Their development work more than 40 years ago facilitated the realization of the Internet. Both men received the 2011 Japan Prize in information and communications from the Japan Prize Foundation last year.
 
“Dennis meant so much to Bell Labs. He and his long-time research partner Ken Thompson revolutionized computing, and society continues to reap the lasting benefits of their work.  It is a privilege to recognize Dennis’ lifetime of accomplishments,” said Jeong Kim.
 
Much of the progress in computer hardware, software, and networks has its roots in the innovative research conducted by Ritchie and Thompson. UNIX, created in 1969, is the operating system of most large Internet servers, businesses and universities, and a major part of academic and industrial research in operating systems.
 
The C programming language is prized for its efficiency and has since spread to many other operating systems, becoming one of the most widely-used programming languages for both system software and applications.
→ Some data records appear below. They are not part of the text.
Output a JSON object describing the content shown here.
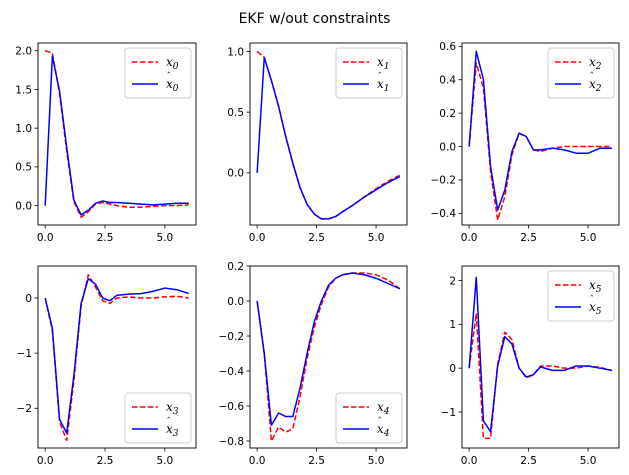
{
  "figure": {
    "suptitle": "EKF w/out constraints"
  },
  "colors": {
    "true_state": "#ff0000",
    "estimate": "#0000ff"
  },
  "chart_data": [
    {
      "type": "line",
      "xlim": [
        -0.3,
        6.3
      ],
      "ylim": [
        -0.25,
        2.1
      ],
      "xticks": [
        0,
        2.5,
        5
      ],
      "xtick_labels": [
        "0.0",
        "2.5",
        "5.0"
      ],
      "yticks": [
        0,
        0.5,
        1.0,
        1.5,
        2.0
      ],
      "ytick_labels": [
        "0.0",
        "0.5",
        "1.0",
        "1.5",
        "2.0"
      ],
      "legend_position": "top-right",
      "x": [
        0,
        0.3,
        0.6,
        0.9,
        1.2,
        1.5,
        1.8,
        2.1,
        2.4,
        2.7,
        3.0,
        3.5,
        4.0,
        4.5,
        5.0,
        5.5,
        6.0
      ],
      "series": [
        {
          "name": "$x_0$",
          "legend_text": "x",
          "legend_sub": "0",
          "hat": false,
          "style": "dashed",
          "color": "#ff0000",
          "values": [
            2.0,
            1.97,
            1.45,
            0.7,
            0.05,
            -0.15,
            -0.08,
            0.02,
            0.04,
            0.02,
            0.0,
            -0.02,
            -0.02,
            -0.01,
            0.0,
            0.0,
            0.01
          ]
        },
        {
          "name": "$\\hat{x}_0$",
          "legend_text": "x",
          "legend_sub": "0",
          "hat": true,
          "style": "solid",
          "color": "#0000ff",
          "values": [
            0.0,
            1.93,
            1.48,
            0.75,
            0.07,
            -0.12,
            -0.06,
            0.03,
            0.06,
            0.04,
            0.04,
            0.03,
            0.02,
            0.01,
            0.02,
            0.03,
            0.03
          ]
        }
      ]
    },
    {
      "type": "line",
      "xlim": [
        -0.3,
        6.3
      ],
      "ylim": [
        -0.43,
        1.07
      ],
      "xticks": [
        0,
        2.5,
        5
      ],
      "xtick_labels": [
        "0.0",
        "2.5",
        "5.0"
      ],
      "yticks": [
        0,
        0.5,
        1.0
      ],
      "ytick_labels": [
        "0.0",
        "0.5",
        "1.0"
      ],
      "legend_position": "top-right",
      "x": [
        0,
        0.3,
        0.6,
        0.9,
        1.2,
        1.5,
        1.8,
        2.1,
        2.4,
        2.7,
        3.0,
        3.3,
        3.6,
        4.0,
        4.5,
        5.0,
        5.5,
        6.0
      ],
      "series": [
        {
          "name": "$x_1$",
          "legend_text": "x",
          "legend_sub": "1",
          "hat": false,
          "style": "dashed",
          "color": "#ff0000",
          "values": [
            1.0,
            0.95,
            0.76,
            0.55,
            0.3,
            0.08,
            -0.12,
            -0.26,
            -0.34,
            -0.38,
            -0.38,
            -0.36,
            -0.32,
            -0.27,
            -0.2,
            -0.13,
            -0.07,
            -0.02
          ]
        },
        {
          "name": "$\\hat{x}_1$",
          "legend_text": "x",
          "legend_sub": "1",
          "hat": true,
          "style": "solid",
          "color": "#0000ff",
          "values": [
            0.0,
            0.95,
            0.76,
            0.55,
            0.3,
            0.08,
            -0.12,
            -0.26,
            -0.34,
            -0.38,
            -0.38,
            -0.36,
            -0.32,
            -0.27,
            -0.2,
            -0.14,
            -0.08,
            -0.03
          ]
        }
      ]
    },
    {
      "type": "line",
      "xlim": [
        -0.3,
        6.3
      ],
      "ylim": [
        -0.47,
        0.62
      ],
      "xticks": [
        0,
        2.5,
        5
      ],
      "xtick_labels": [
        "0.0",
        "2.5",
        "5.0"
      ],
      "yticks": [
        -0.4,
        -0.2,
        0,
        0.2,
        0.4,
        0.6
      ],
      "ytick_labels": [
        "−0.4",
        "−0.2",
        "0.0",
        "0.2",
        "0.4",
        "0.6"
      ],
      "legend_position": "top-right",
      "x": [
        0,
        0.3,
        0.6,
        0.9,
        1.2,
        1.5,
        1.8,
        2.1,
        2.4,
        2.7,
        3.0,
        3.5,
        4.0,
        4.5,
        5.0,
        5.5,
        6.0
      ],
      "series": [
        {
          "name": "$x_2$",
          "legend_text": "x",
          "legend_sub": "2",
          "hat": false,
          "style": "dashed",
          "color": "#ff0000",
          "values": [
            0.0,
            0.5,
            0.35,
            -0.15,
            -0.44,
            -0.3,
            -0.05,
            0.08,
            0.06,
            -0.02,
            -0.03,
            -0.01,
            0.0,
            0.0,
            0.0,
            0.0,
            0.0
          ]
        },
        {
          "name": "$\\hat{x}_2$",
          "legend_text": "x",
          "legend_sub": "2",
          "hat": true,
          "style": "solid",
          "color": "#0000ff",
          "values": [
            0.0,
            0.57,
            0.4,
            -0.12,
            -0.38,
            -0.26,
            -0.03,
            0.08,
            0.06,
            -0.02,
            -0.02,
            -0.01,
            -0.02,
            -0.04,
            -0.04,
            -0.01,
            -0.01
          ]
        }
      ]
    },
    {
      "type": "line",
      "xlim": [
        -0.3,
        6.3
      ],
      "ylim": [
        -2.72,
        0.58
      ],
      "xticks": [
        0,
        2.5,
        5
      ],
      "xtick_labels": [
        "0.0",
        "2.5",
        "5.0"
      ],
      "yticks": [
        -2,
        -1,
        0
      ],
      "ytick_labels": [
        "−2",
        "−1",
        "0"
      ],
      "legend_position": "bottom-right",
      "x": [
        0,
        0.3,
        0.6,
        0.9,
        1.2,
        1.5,
        1.8,
        2.1,
        2.4,
        2.7,
        3.0,
        3.5,
        4.0,
        4.5,
        5.0,
        5.5,
        6.0
      ],
      "series": [
        {
          "name": "$x_3$",
          "legend_text": "x",
          "legend_sub": "3",
          "hat": false,
          "style": "dashed",
          "color": "#ff0000",
          "values": [
            0.0,
            -0.6,
            -2.25,
            -2.58,
            -1.5,
            -0.15,
            0.42,
            0.2,
            -0.05,
            -0.1,
            0.0,
            0.02,
            0.0,
            0.0,
            0.02,
            0.03,
            0.0
          ]
        },
        {
          "name": "$\\hat{x}_3$",
          "legend_text": "x",
          "legend_sub": "3",
          "hat": true,
          "style": "solid",
          "color": "#0000ff",
          "values": [
            0.0,
            -0.55,
            -2.2,
            -2.45,
            -1.4,
            -0.1,
            0.35,
            0.25,
            0.0,
            -0.05,
            0.05,
            0.07,
            0.08,
            0.12,
            0.18,
            0.15,
            0.08
          ]
        }
      ]
    },
    {
      "type": "line",
      "xlim": [
        -0.3,
        6.3
      ],
      "ylim": [
        -0.84,
        0.2
      ],
      "xticks": [
        0,
        2.5,
        5
      ],
      "xtick_labels": [
        "0.0",
        "2.5",
        "5.0"
      ],
      "yticks": [
        -0.8,
        -0.6,
        -0.4,
        -0.2,
        0,
        0.2
      ],
      "ytick_labels": [
        "−0.8",
        "−0.6",
        "−0.4",
        "−0.2",
        "0.0",
        "0.2"
      ],
      "legend_position": "bottom-right",
      "x": [
        0,
        0.3,
        0.6,
        0.9,
        1.2,
        1.5,
        1.8,
        2.1,
        2.4,
        2.7,
        3.0,
        3.3,
        3.6,
        4.0,
        4.5,
        5.0,
        5.5,
        6.0
      ],
      "series": [
        {
          "name": "$x_4$",
          "legend_text": "x",
          "legend_sub": "4",
          "hat": false,
          "style": "dashed",
          "color": "#ff0000",
          "values": [
            0.0,
            -0.3,
            -0.8,
            -0.72,
            -0.75,
            -0.73,
            -0.55,
            -0.33,
            -0.15,
            -0.02,
            0.08,
            0.13,
            0.15,
            0.16,
            0.16,
            0.15,
            0.12,
            0.07
          ]
        },
        {
          "name": "$\\hat{x}_4$",
          "legend_text": "x",
          "legend_sub": "4",
          "hat": true,
          "style": "solid",
          "color": "#0000ff",
          "values": [
            0.0,
            -0.3,
            -0.71,
            -0.64,
            -0.66,
            -0.66,
            -0.5,
            -0.3,
            -0.12,
            0.0,
            0.09,
            0.13,
            0.15,
            0.16,
            0.15,
            0.13,
            0.1,
            0.07
          ]
        }
      ]
    },
    {
      "type": "line",
      "xlim": [
        -0.3,
        6.3
      ],
      "ylim": [
        -1.82,
        2.33
      ],
      "xticks": [
        0,
        2.5,
        5
      ],
      "xtick_labels": [
        "0.0",
        "2.5",
        "5.0"
      ],
      "yticks": [
        -1,
        0,
        1,
        2
      ],
      "ytick_labels": [
        "−1",
        "0",
        "1",
        "2"
      ],
      "legend_position": "top-right",
      "x": [
        0,
        0.3,
        0.6,
        0.9,
        1.2,
        1.5,
        1.8,
        2.1,
        2.4,
        2.7,
        3.0,
        3.5,
        4.0,
        4.5,
        5.0,
        5.5,
        6.0
      ],
      "series": [
        {
          "name": "$x_5$",
          "legend_text": "x",
          "legend_sub": "5",
          "hat": false,
          "style": "dashed",
          "color": "#ff0000",
          "values": [
            0.0,
            1.25,
            -1.6,
            -1.6,
            0.1,
            0.82,
            0.65,
            0.0,
            -0.22,
            -0.15,
            0.05,
            0.05,
            0.0,
            0.0,
            0.05,
            0.02,
            -0.05
          ]
        },
        {
          "name": "$\\hat{x}_5$",
          "legend_text": "x",
          "legend_sub": "5",
          "hat": true,
          "style": "solid",
          "color": "#0000ff",
          "values": [
            0.0,
            2.07,
            -1.2,
            -1.45,
            0.05,
            0.72,
            0.55,
            0.0,
            -0.2,
            -0.15,
            0.03,
            -0.05,
            -0.05,
            0.05,
            0.05,
            0.0,
            -0.05
          ]
        }
      ]
    }
  ]
}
UNIX was also a driving force behind the development of the Internet and a later edition led to the advent of the Open Source culture.
 
Ritchie received numerous prestigious awards for his work, including the Association for Computing Machinery (ACM) award for the outstanding paper of 1974 in systems and languages; IEEE Piore, Hamming and Pioneer medals, Bell Laboratories Fellow; ACM Turing Award and ACM Software Systems Award (both in 1983); NEC C&C Foundation Award (1989); the US National Medal of Technology (1999); the University of Pennsylvania’s Harold Pender Award (2003); and the Japan Prize (2011).  These awards were shared with Ken Thompson.

Ritchie and Thompson were named Bell Labs Fellows in 1982, the first year the Bell Labs Fellowship program was established. Ritchie also was elected to the US National Academy of Engineering in 1988.
 
As one of the most respected researchers from Bell Labs, Dennis had a long list of accomplishments. In addition to his work on UNIX and the C language, Dennis also contributed to the Plan 9 operating system, generally released in 1995, and also to the Inferno operating system, which was announced in April 1996. His last contribution to the UNIX system was a Stream input-output mechanism for connecting networks, terminals, and processes in a unified way.
 
Dennis joined the Bell Labs Computer Systems Research department in 1967, and though he retired in 2007 from the Computer Science Research Center, he continued to maintain close ties as a consultant for Bell Labs until his death in 2011.